I breathe in and out slowly and realize that life is so much easier when you step back and observe. The only power we truly have in this world is how we react to each situation. Even that can be difficult when emotions overpower us. I learned to breath through yoga and it has saved me in so many ways. I used to react emotionally to people and want to fight back with words. But now I breathe in and out slowly and allow time to observe the world around me as if I were behind a glass door, untouchable.
It can be difficult abstaining from giving feedback or being sarcastic; but I have found peace in it. I breathe in and out and visualize love and compassion for myself and the world around me.
When I had meningitis at 21, I experienced the most profound revelation. I felt powerful for a moment in time. I lost what I learned and only now am being guided slowly back by reading books by others who have come to the same conclusions. The world needs love; love of self, love of each other, love of nature.
I was extremely weak after I had meningitis and it left me exhausted just to walk from the couch to the bathroom. I was determined to get my strength up and be strong again. Every day I would walk a little bit further than the day before.
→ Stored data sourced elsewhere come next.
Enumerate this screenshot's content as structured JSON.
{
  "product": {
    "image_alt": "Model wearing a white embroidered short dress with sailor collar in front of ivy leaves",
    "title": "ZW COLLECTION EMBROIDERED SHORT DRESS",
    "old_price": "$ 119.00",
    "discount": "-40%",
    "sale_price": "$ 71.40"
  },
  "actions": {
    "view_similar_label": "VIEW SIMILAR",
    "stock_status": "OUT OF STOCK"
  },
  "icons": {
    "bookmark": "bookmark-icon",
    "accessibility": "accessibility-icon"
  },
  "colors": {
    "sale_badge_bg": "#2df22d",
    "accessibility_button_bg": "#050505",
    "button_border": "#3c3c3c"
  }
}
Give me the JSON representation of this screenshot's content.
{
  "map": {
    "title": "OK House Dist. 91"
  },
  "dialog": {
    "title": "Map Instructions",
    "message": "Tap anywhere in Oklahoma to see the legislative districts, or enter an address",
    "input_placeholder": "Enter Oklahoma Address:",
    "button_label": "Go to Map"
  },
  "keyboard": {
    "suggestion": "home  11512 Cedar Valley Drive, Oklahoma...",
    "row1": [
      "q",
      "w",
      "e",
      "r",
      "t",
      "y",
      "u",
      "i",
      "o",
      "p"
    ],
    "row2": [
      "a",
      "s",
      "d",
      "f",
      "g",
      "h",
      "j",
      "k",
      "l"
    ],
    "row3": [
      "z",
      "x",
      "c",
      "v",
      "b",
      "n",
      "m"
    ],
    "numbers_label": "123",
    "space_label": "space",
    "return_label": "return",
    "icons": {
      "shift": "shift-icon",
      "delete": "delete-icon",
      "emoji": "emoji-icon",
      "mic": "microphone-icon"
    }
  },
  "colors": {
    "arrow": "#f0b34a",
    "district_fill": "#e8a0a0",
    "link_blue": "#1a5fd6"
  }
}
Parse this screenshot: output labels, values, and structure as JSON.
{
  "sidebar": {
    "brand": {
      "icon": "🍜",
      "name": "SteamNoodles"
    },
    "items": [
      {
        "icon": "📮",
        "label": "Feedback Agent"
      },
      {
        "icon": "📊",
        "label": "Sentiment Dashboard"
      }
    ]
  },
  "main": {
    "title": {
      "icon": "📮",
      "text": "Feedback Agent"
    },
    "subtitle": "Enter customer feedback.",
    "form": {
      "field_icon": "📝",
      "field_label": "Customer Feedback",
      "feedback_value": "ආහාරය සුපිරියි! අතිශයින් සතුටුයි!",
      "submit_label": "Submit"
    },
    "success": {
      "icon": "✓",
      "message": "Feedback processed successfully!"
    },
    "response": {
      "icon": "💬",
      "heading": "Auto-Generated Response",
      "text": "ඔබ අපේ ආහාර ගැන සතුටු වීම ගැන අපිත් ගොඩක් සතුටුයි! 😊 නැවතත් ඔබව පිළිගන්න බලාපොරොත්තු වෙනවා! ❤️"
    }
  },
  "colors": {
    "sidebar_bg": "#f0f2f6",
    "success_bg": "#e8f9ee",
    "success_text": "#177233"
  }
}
One morning with notebook and pen in hand I made it to the front porch. When I reached the stairs, I sat for hours exhausted but elated. I was alive in this grand, beautiful world. I was given a second chance and my slate was clean. I felt reborn and like a child fascinated by the world around me. I absorbed everything through my senses. That morning I sat listening to the sounds around me staring at the trees. I was noticing every leaf and every blade of grass and then suddenly I saw it. The connection between all living things. Just for a brief second I saw the web of life, the connection between all things, it was as if my eyes were open and I could see that everything in this universe is connected by an invisible thread. I was awe stuck and unimaginably happy. I understood the universe and that I was part of something bigger and greater than myself. I have been lost for the last 20 years as if that understanding was just in the back of my mind but I was too busy living in a world that constantly bombards us with distractions. Now I am coming home. I am connecting to the world again and I can feel peace once more.